The hill on which the Le Velette estate is situated, to the east of the rock on which stands Orvieto, has always been a point of great agricultural and strategic interest in the course of its three thousand year history. The position, controlling a good part of the valley of Orvieto, the volcanic terrain exposed to the sun from dawn till dusk, and the special microclimate with significant thermal swings between night and day have always been its good fortune. The first to see its great wine-growing potential were the Etruscans, the people who had already in the 7th century B.C. imported the vine from the Greeks. They certainly used the hill as a rural settlement for its cultivation and dug grottoes in the tufo rock, (just as we still do today), which offered excellent conditions for wine conservation. During Roman times, the hillside kept its wine-making role but developed significantly also as a strategic check point: right in the middle of the present estate, where Villa Felici stands today, a control tower was built and a resting-place for travellers, which led to significant development in the area. After a difficult period of barbarian and Longobard invasions, the area regained great importance as papal state land. In this period the Etruscan grottoes were extended and became a safe refuge and place of worship for the first monks who settled there soon after.
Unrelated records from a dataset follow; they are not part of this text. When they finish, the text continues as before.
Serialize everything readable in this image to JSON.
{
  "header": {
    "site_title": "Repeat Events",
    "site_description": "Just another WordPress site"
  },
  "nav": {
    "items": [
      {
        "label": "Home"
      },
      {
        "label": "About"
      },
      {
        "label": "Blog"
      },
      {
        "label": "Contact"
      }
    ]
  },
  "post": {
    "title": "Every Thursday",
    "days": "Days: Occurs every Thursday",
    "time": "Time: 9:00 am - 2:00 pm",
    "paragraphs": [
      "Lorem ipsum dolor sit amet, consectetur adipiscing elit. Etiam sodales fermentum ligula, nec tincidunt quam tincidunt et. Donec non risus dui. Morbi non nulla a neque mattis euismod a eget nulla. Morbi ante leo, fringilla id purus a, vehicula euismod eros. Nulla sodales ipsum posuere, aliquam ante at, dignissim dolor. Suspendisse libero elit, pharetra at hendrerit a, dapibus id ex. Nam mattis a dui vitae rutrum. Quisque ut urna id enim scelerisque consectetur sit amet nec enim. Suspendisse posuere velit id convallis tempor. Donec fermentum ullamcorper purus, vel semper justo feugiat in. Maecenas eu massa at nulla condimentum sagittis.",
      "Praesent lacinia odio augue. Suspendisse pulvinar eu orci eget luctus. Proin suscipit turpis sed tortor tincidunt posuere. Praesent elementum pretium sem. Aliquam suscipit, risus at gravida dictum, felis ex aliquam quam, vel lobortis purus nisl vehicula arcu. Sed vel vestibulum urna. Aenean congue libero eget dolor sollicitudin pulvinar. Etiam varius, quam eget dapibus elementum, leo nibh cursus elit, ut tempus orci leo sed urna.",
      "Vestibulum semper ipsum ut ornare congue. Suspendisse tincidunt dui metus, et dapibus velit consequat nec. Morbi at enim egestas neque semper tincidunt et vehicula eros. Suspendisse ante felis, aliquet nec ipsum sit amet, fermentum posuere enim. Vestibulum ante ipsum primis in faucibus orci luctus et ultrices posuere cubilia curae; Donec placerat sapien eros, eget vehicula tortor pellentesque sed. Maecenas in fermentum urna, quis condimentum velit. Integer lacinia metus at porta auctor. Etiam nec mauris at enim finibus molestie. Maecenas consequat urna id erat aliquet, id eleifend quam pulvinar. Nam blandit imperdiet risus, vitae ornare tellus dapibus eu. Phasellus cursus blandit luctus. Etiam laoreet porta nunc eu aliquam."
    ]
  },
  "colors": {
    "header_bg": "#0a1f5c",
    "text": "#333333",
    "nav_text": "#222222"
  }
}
With the advent of feudalism, the area passed into the hands of the Negroni counts, feudal lords of a nearby village, preserving its wine-making function for centuries before being given in endowment to a monastic order by a descendent who had become an abbot.
At the unification of Italy everything went to the city of Orvieto, which sold the estate to the Felici family. And so began the first experimentations in the vineyard and the cellar which led in very few years to the production of excellent wines, as is testified by the medals won in that period in Roman oenological competitions. The estate's wine went into commerce in the new-born Italy.